The Indiana Law Blog has been covering an ongoing effort to obtain records from the General Assembly through the Access to Public Records Act (APRA). The initial request was denied via the House Republican Caucus attorney on the general grounds that APRA does not apply to the Indiana General Assembly. They created APRA and can exclude themselves from APRA, the theory goes.
The public access counselor found that the General Assembly did not, in fact, exclude itself from APRA but found that the initial public records request was not improperly denied because the request was not made with the reasonable particularity required of any public records request by APRA. So, the requester – individuals from something called the Energy and Policy Institute – increased the level of specificity. (As an aside, I think they still went too broad. Their request reads like a discovery request under the Trial Rules, filled with “including but not limited to” type language. My strategy would be to isolate the issue of whether APRA applied to the General Assembly by being extremely particular – “correspondence, including email, between [specific sender] and [specific recipient] between date x and date y. Sure you’ll miss something, but you can circle back with a broader request if and when a court determines APRA does apply to the General Assembly).

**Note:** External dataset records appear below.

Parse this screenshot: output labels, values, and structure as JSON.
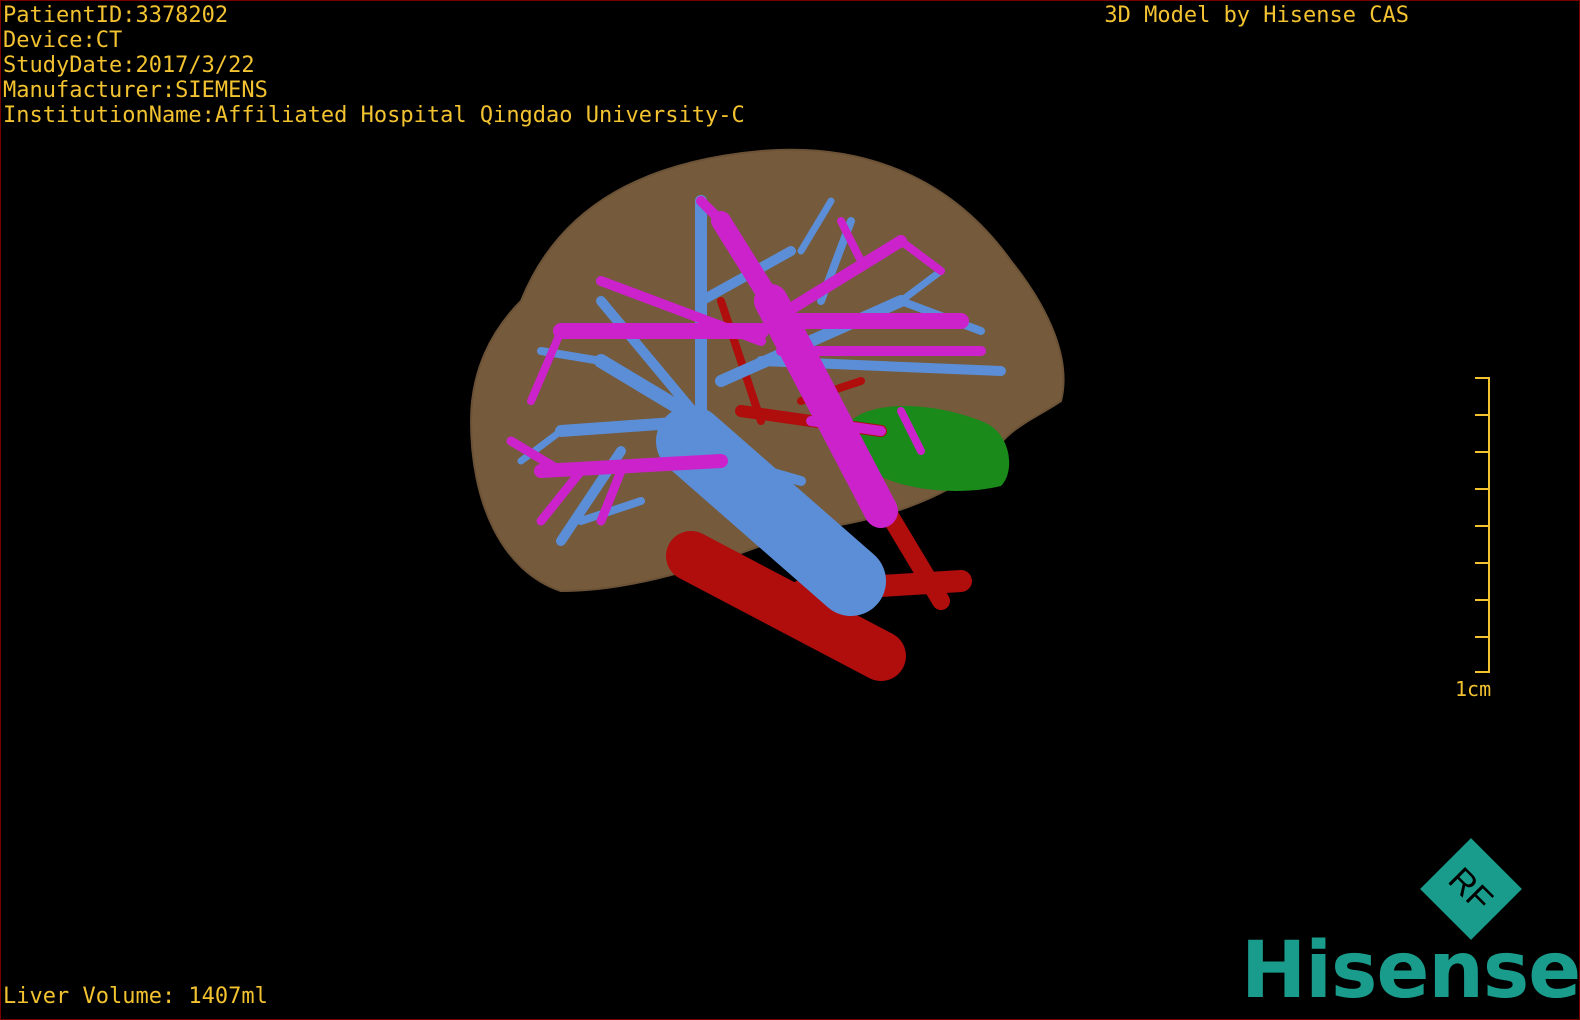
{
  "colors": {
    "text": "#f2c230",
    "scale": "#f2c230",
    "brand": "#1a9c8c",
    "liver": "#8a6a45",
    "portal_vein": "#cc22cc",
    "hepatic_vein": "#5b8ed6",
    "artery": "#b00d0d",
    "gallbladder": "#1a8a1a"
  },
  "info": {
    "patient_id": "PatientID:3378202",
    "device": "Device:CT",
    "study_date": "StudyDate:2017/3/22",
    "manufacturer": "Manufacturer:SIEMENS",
    "institution": "InstitutionName:Affiliated Hospital Qingdao University-C"
  },
  "title": "3D Model by Hisense CAS",
  "volume_text": "Liver Volume: 1407ml",
  "scale": {
    "label": "1cm"
  },
  "logo": {
    "mark_text": "RF",
    "brand_name": "Hisense"
  }
}
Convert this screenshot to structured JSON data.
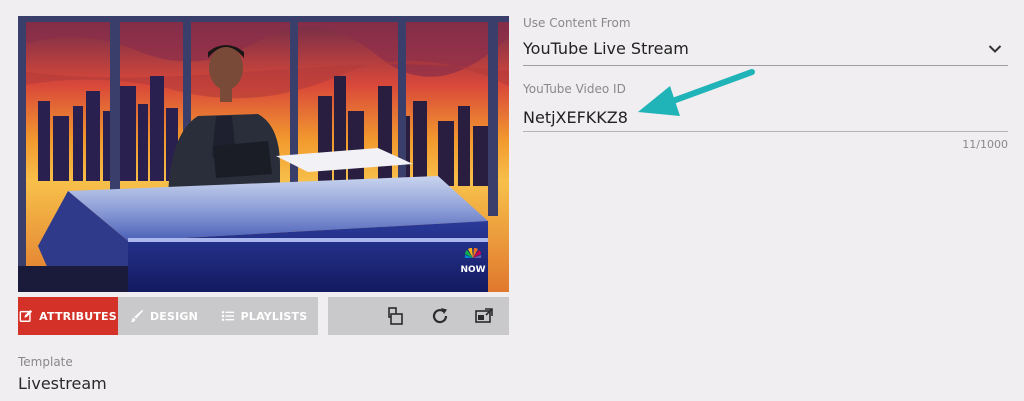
{
  "preview": {
    "network_logo": "NOW"
  },
  "tabs": [
    {
      "label": "ATTRIBUTES",
      "icon": "edit-icon",
      "active": true
    },
    {
      "label": "DESIGN",
      "icon": "brush-icon",
      "active": false
    },
    {
      "label": "PLAYLISTS",
      "icon": "list-icon",
      "active": false
    }
  ],
  "toolbar": {
    "icons": [
      "layout-icon",
      "refresh-icon",
      "expand-icon"
    ]
  },
  "template": {
    "label": "Template",
    "value": "Livestream"
  },
  "form": {
    "content_label": "Use Content From",
    "content_value": "YouTube Live Stream",
    "video_label": "YouTube Video ID",
    "video_value": "NetjXEFKKZ8",
    "counter": "11/1000"
  },
  "colors": {
    "accent": "#d43228",
    "tab_inactive": "#c9c8cb",
    "annotation_arrow": "#20b3b8"
  }
}
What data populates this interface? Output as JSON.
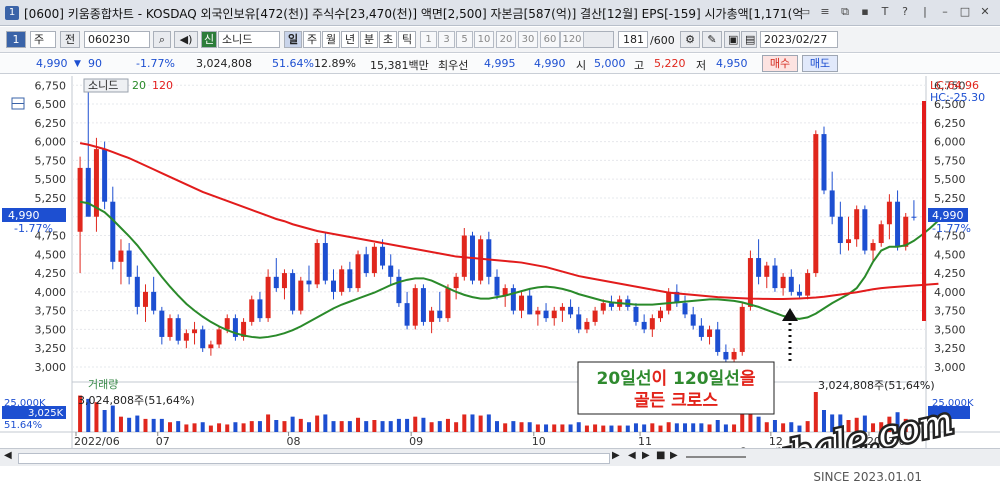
{
  "window": {
    "badge": "1",
    "title": "[0600] 키움종합차트 - KOSDAQ 외국인보유[472(천)] 주식수[23,470(천)] 액면[2,500] 자본금[587(억)] 결산[12월] EPS[-159] 시가총액[1,171(억",
    "buttons": [
      "▭",
      "≡",
      "⧉",
      "▪",
      "T",
      "?",
      "|",
      "–",
      "□",
      "✕"
    ]
  },
  "toolbar": {
    "badge": "1",
    "period_select": "주",
    "prev_label": "전",
    "stock_code": "060230",
    "market_tag": "신",
    "stock_name": "소니드",
    "timeframes": [
      "일",
      "주",
      "월",
      "년",
      "분",
      "초",
      "틱"
    ],
    "intervals": [
      "1",
      "3",
      "5",
      "10",
      "20",
      "30",
      "60",
      "120"
    ],
    "count": "181",
    "total": "/600",
    "date": "2023/02/27"
  },
  "quote": {
    "price": "4,990",
    "arrow": "▼",
    "change": "90",
    "change_pct": "-1.77%",
    "volume": "3,024,808",
    "ratio": "51.64%",
    "ratio2": "12.89%",
    "amount": "15,381백만",
    "best_label": "최우선",
    "best_ask": "4,995",
    "best_bid": "4,990",
    "open_label": "시",
    "open": "5,000",
    "high_label": "고",
    "high": "5,220",
    "low_label": "저",
    "low": "4,950",
    "buy_label": "매수",
    "sell_label": "매도"
  },
  "legend": {
    "name": "소니드",
    "ma20": "20",
    "ma120": "120"
  },
  "price_panel": {
    "lc_label": "LC:64.96",
    "hc_label": "HC:-25.30",
    "current_label": "4,990",
    "current_pct": "-1.77%",
    "volume_title": "거래량",
    "volume_text": "3,024,808주(51,64%)",
    "volume_text_right": "3,024,808주(51,64%)",
    "vol_left_box": "3,025K",
    "vol_left_pct": "51.64%",
    "vol_tick_top": "25,000K"
  },
  "annotation": {
    "line1_a": "20일선",
    "line1_b": "이 ",
    "line1_c": "120일선",
    "line1_d": "을",
    "line2": "골든 크로스"
  },
  "watermark": {
    "text": "i-whale.com",
    "since": "SINCE 2023.01.01"
  },
  "bottom_controls": [
    "◀",
    "▶",
    "◀",
    "▶",
    "■",
    "▶",
    "▶"
  ],
  "colors": {
    "up": "#e0271d",
    "down": "#1d4fd1",
    "ma20": "#2a8a2a",
    "ma120": "#e21c1c",
    "annotation_green": "#2f8a2f",
    "annotation_red": "#e2231a"
  },
  "chart_data": {
    "type": "candlestick",
    "title": "소니드",
    "y_ticks": [
      3000,
      3250,
      3500,
      3750,
      4000,
      4250,
      4500,
      4750,
      5000,
      5250,
      5500,
      5750,
      6000,
      6250,
      6500,
      6750
    ],
    "y_tick_labels": [
      "3,000",
      "3,250",
      "3,500",
      "3,750",
      "4,000",
      "4,250",
      "4,500",
      "4,750",
      "5,000",
      "5,250",
      "5,500",
      "5,750",
      "6,000",
      "6,250",
      "6,500",
      "6,750"
    ],
    "ylim": [
      2880,
      6820
    ],
    "x_tick_labels": [
      "2022/06",
      "07",
      "08",
      "09",
      "10",
      "11",
      "12",
      "2023/0"
    ],
    "series": [
      {
        "name": "20",
        "values": [
          5200,
          5180,
          5120,
          5060,
          4960,
          4850,
          4740,
          4620,
          4480,
          4340,
          4200,
          4070,
          3950,
          3840,
          3750,
          3670,
          3600,
          3540,
          3490,
          3450,
          3420,
          3400,
          3390,
          3400,
          3420,
          3450,
          3490,
          3540,
          3600,
          3660,
          3720,
          3780,
          3830,
          3870,
          3910,
          3950,
          3990,
          4040,
          4090,
          4130,
          4160,
          4180,
          4180,
          4150,
          4100,
          4050,
          4000,
          3960,
          3930,
          3910,
          3910,
          3930,
          3950,
          3980,
          4010,
          4040,
          4060,
          4070,
          4060,
          4040,
          4010,
          3970,
          3940,
          3910,
          3880,
          3860,
          3850,
          3840,
          3830,
          3830,
          3830,
          3840,
          3850,
          3860,
          3870,
          3880,
          3890,
          3900,
          3900,
          3890,
          3880,
          3860,
          3830,
          3800,
          3760,
          3720,
          3680,
          3650,
          3640,
          3660,
          3710,
          3780,
          3850,
          3910,
          3970,
          4050,
          4200,
          4400,
          4550,
          4600,
          4600,
          4620,
          4680,
          4760,
          4850,
          4950
        ]
      },
      {
        "name": "120",
        "values": [
          5980,
          5960,
          5930,
          5900,
          5860,
          5820,
          5780,
          5730,
          5680,
          5630,
          5580,
          5530,
          5480,
          5430,
          5380,
          5330,
          5290,
          5250,
          5210,
          5170,
          5130,
          5090,
          5050,
          5010,
          4970,
          4940,
          4900,
          4870,
          4840,
          4810,
          4790,
          4770,
          4750,
          4730,
          4710,
          4690,
          4670,
          4650,
          4630,
          4610,
          4590,
          4570,
          4550,
          4530,
          4510,
          4490,
          4470,
          4460,
          4450,
          4440,
          4430,
          4420,
          4410,
          4400,
          4390,
          4370,
          4350,
          4330,
          4300,
          4270,
          4240,
          4210,
          4190,
          4170,
          4150,
          4130,
          4110,
          4090,
          4070,
          4050,
          4030,
          4010,
          3990,
          3980,
          3970,
          3960,
          3950,
          3940,
          3930,
          3925,
          3920,
          3915,
          3910,
          3908,
          3906,
          3905,
          3905,
          3908,
          3912,
          3918,
          3925,
          3935,
          3950,
          3965,
          3980,
          3995,
          4015,
          4035,
          4050,
          4060,
          4068,
          4076,
          4084,
          4092,
          4100,
          4108
        ]
      }
    ],
    "ohlc": [
      [
        4800,
        5800,
        4250,
        5650
      ],
      [
        5650,
        6700,
        5300,
        5000
      ],
      [
        5000,
        6050,
        4800,
        5900
      ],
      [
        5900,
        6000,
        5100,
        5200
      ],
      [
        5200,
        5400,
        4300,
        4400
      ],
      [
        4400,
        4700,
        4100,
        4550
      ],
      [
        4550,
        4650,
        4100,
        4200
      ],
      [
        4200,
        4350,
        3700,
        3800
      ],
      [
        3800,
        4100,
        3600,
        4000
      ],
      [
        4000,
        4200,
        3700,
        3750
      ],
      [
        3750,
        3800,
        3300,
        3400
      ],
      [
        3400,
        3700,
        3350,
        3650
      ],
      [
        3650,
        3700,
        3300,
        3350
      ],
      [
        3350,
        3500,
        3250,
        3450
      ],
      [
        3450,
        3600,
        3300,
        3500
      ],
      [
        3500,
        3550,
        3200,
        3250
      ],
      [
        3250,
        3350,
        3150,
        3300
      ],
      [
        3300,
        3550,
        3250,
        3500
      ],
      [
        3500,
        3700,
        3450,
        3650
      ],
      [
        3650,
        3700,
        3350,
        3400
      ],
      [
        3400,
        3650,
        3350,
        3600
      ],
      [
        3600,
        3950,
        3550,
        3900
      ],
      [
        3900,
        4000,
        3600,
        3650
      ],
      [
        3650,
        4300,
        3600,
        4200
      ],
      [
        4200,
        4450,
        4000,
        4050
      ],
      [
        4050,
        4300,
        3900,
        4250
      ],
      [
        4250,
        4300,
        3700,
        3750
      ],
      [
        3750,
        4200,
        3700,
        4150
      ],
      [
        4150,
        4350,
        4000,
        4100
      ],
      [
        4100,
        4700,
        4050,
        4650
      ],
      [
        4650,
        4800,
        4100,
        4150
      ],
      [
        4150,
        4300,
        3900,
        4000
      ],
      [
        4000,
        4350,
        3950,
        4300
      ],
      [
        4300,
        4400,
        4000,
        4050
      ],
      [
        4050,
        4550,
        4000,
        4500
      ],
      [
        4500,
        4600,
        4200,
        4250
      ],
      [
        4250,
        4650,
        4200,
        4600
      ],
      [
        4600,
        4700,
        4300,
        4350
      ],
      [
        4350,
        4500,
        4100,
        4200
      ],
      [
        4200,
        4300,
        3800,
        3850
      ],
      [
        3850,
        4000,
        3500,
        3550
      ],
      [
        3550,
        4100,
        3500,
        4050
      ],
      [
        4050,
        4100,
        3550,
        3600
      ],
      [
        3600,
        3800,
        3450,
        3750
      ],
      [
        3750,
        4000,
        3600,
        3650
      ],
      [
        3650,
        4100,
        3600,
        4050
      ],
      [
        4050,
        4250,
        3900,
        4200
      ],
      [
        4200,
        4850,
        4150,
        4750
      ],
      [
        4750,
        4800,
        4100,
        4150
      ],
      [
        4150,
        4750,
        4100,
        4700
      ],
      [
        4700,
        4800,
        4100,
        4200
      ],
      [
        4200,
        4300,
        3900,
        3950
      ],
      [
        3950,
        4100,
        3800,
        4050
      ],
      [
        4050,
        4100,
        3700,
        3750
      ],
      [
        3750,
        4000,
        3650,
        3950
      ],
      [
        3950,
        4050,
        3700,
        3700
      ],
      [
        3700,
        3800,
        3550,
        3750
      ],
      [
        3750,
        3850,
        3600,
        3650
      ],
      [
        3650,
        3800,
        3550,
        3750
      ],
      [
        3750,
        3850,
        3600,
        3800
      ],
      [
        3800,
        3900,
        3650,
        3700
      ],
      [
        3700,
        3800,
        3450,
        3500
      ],
      [
        3500,
        3650,
        3450,
        3600
      ],
      [
        3600,
        3800,
        3550,
        3750
      ],
      [
        3750,
        3900,
        3700,
        3850
      ],
      [
        3850,
        3950,
        3750,
        3800
      ],
      [
        3800,
        3950,
        3750,
        3900
      ],
      [
        3900,
        3950,
        3750,
        3800
      ],
      [
        3800,
        3850,
        3550,
        3600
      ],
      [
        3600,
        3700,
        3450,
        3500
      ],
      [
        3500,
        3700,
        3400,
        3650
      ],
      [
        3650,
        3800,
        3600,
        3750
      ],
      [
        3750,
        4050,
        3700,
        4000
      ],
      [
        4000,
        4100,
        3800,
        3850
      ],
      [
        3850,
        3950,
        3650,
        3700
      ],
      [
        3700,
        3800,
        3500,
        3550
      ],
      [
        3550,
        3650,
        3350,
        3400
      ],
      [
        3400,
        3550,
        3300,
        3500
      ],
      [
        3500,
        3600,
        3150,
        3200
      ],
      [
        3200,
        3300,
        3050,
        3100
      ],
      [
        3100,
        3250,
        3000,
        3200
      ],
      [
        3200,
        3850,
        3150,
        3800
      ],
      [
        3800,
        4550,
        3750,
        4450
      ],
      [
        4450,
        4700,
        4100,
        4200
      ],
      [
        4200,
        4400,
        4050,
        4350
      ],
      [
        4350,
        4450,
        4000,
        4050
      ],
      [
        4050,
        4250,
        3950,
        4200
      ],
      [
        4200,
        4300,
        3950,
        4000
      ],
      [
        4000,
        4100,
        3900,
        3950
      ],
      [
        3950,
        4300,
        3900,
        4250
      ],
      [
        4250,
        6150,
        4200,
        6100
      ],
      [
        6100,
        6200,
        5300,
        5350
      ],
      [
        5350,
        5600,
        4900,
        5000
      ],
      [
        5000,
        5200,
        4500,
        4650
      ],
      [
        4650,
        5000,
        4550,
        4700
      ],
      [
        4700,
        5150,
        4600,
        5100
      ],
      [
        5100,
        5150,
        4500,
        4550
      ],
      [
        4550,
        4700,
        4400,
        4650
      ],
      [
        4650,
        4950,
        4600,
        4900
      ],
      [
        4900,
        5300,
        4700,
        5200
      ],
      [
        5200,
        5350,
        4550,
        4600
      ],
      [
        4600,
        5050,
        4550,
        5000
      ],
      [
        5000,
        5220,
        4950,
        4990
      ]
    ],
    "volume_last": "3,024,808주(51,64%)"
  }
}
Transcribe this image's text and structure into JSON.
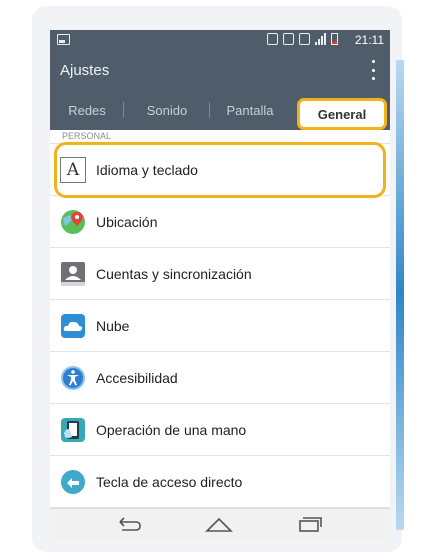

But I digress. The request was for, essentially, correspondence from Sept. 1, 2014 to the present between Rep. Eric Koch and various players in the energy policy world (e.g. Duke Energy, NIPSCO, Vectren, etc.). The response acknowledged the Public Access Counselor’s opinion that APRA applied to the General Assembly but disagreed.
As I explained to the Public Access Counselor, the Access to Public Records Act does not apply to the Indiana House of Representatives (“House”) under applicable constitutional provisions. Pursuant to Article 4, Section 10 of the Indiana Constitution, “each House shall choose its own officers… determine the rules of its proceeding, and sit upon its own adjournment.” In determining the rules of its proceeding, the House has a long history of treating all correspondence as confidential. This encourages constituents-and anyone else-to communicate all necessary information to their-or any– legislator without fearing that the information (which is often personal and private in nature) could be released to an outside party.
The bit about encouraging open and frank information to public officials is not an illegitimate policy concern, but it is in no way exclusive to the General Assembly. In other words, it strikes me as a bit of a pretext. If the General Assembly decided that the value of public records outweighed the value of confidential communications to every other part of state government, why would it not make the same policy decision for itself. (Other than “it’s good to be the king”?)
The letter goes on to cite work product exemptions found in IC 5-14-3. My familiarity with the work product doctrine has to do with the context of litigation. I’m not sure exactly how it would play out in the context of the legislative process. It shields documents or materials collected or prepared in anticipation of litigation. That “in anticipation of litigation” is a significant factor. An insurance company that gathers inconvenient facts in the ordinary course of business can’t generally shield that material because it’s subsequently in litigation. The same material may be shielded if it’s gathered specifically in anticipation of litigation. It’s purpose is to shield the mental processes and strategies of attorneys and litigants as to the process of litigation. So, I’m not convinced that emails from, say, a power company to a state representative urging the passage or non-passage of public laws constitutes “work product.” And, if it does, that suggests a more intimate relationship between the lawmaker and the power company than your average, arm’s length citizen-lawmaker relationship.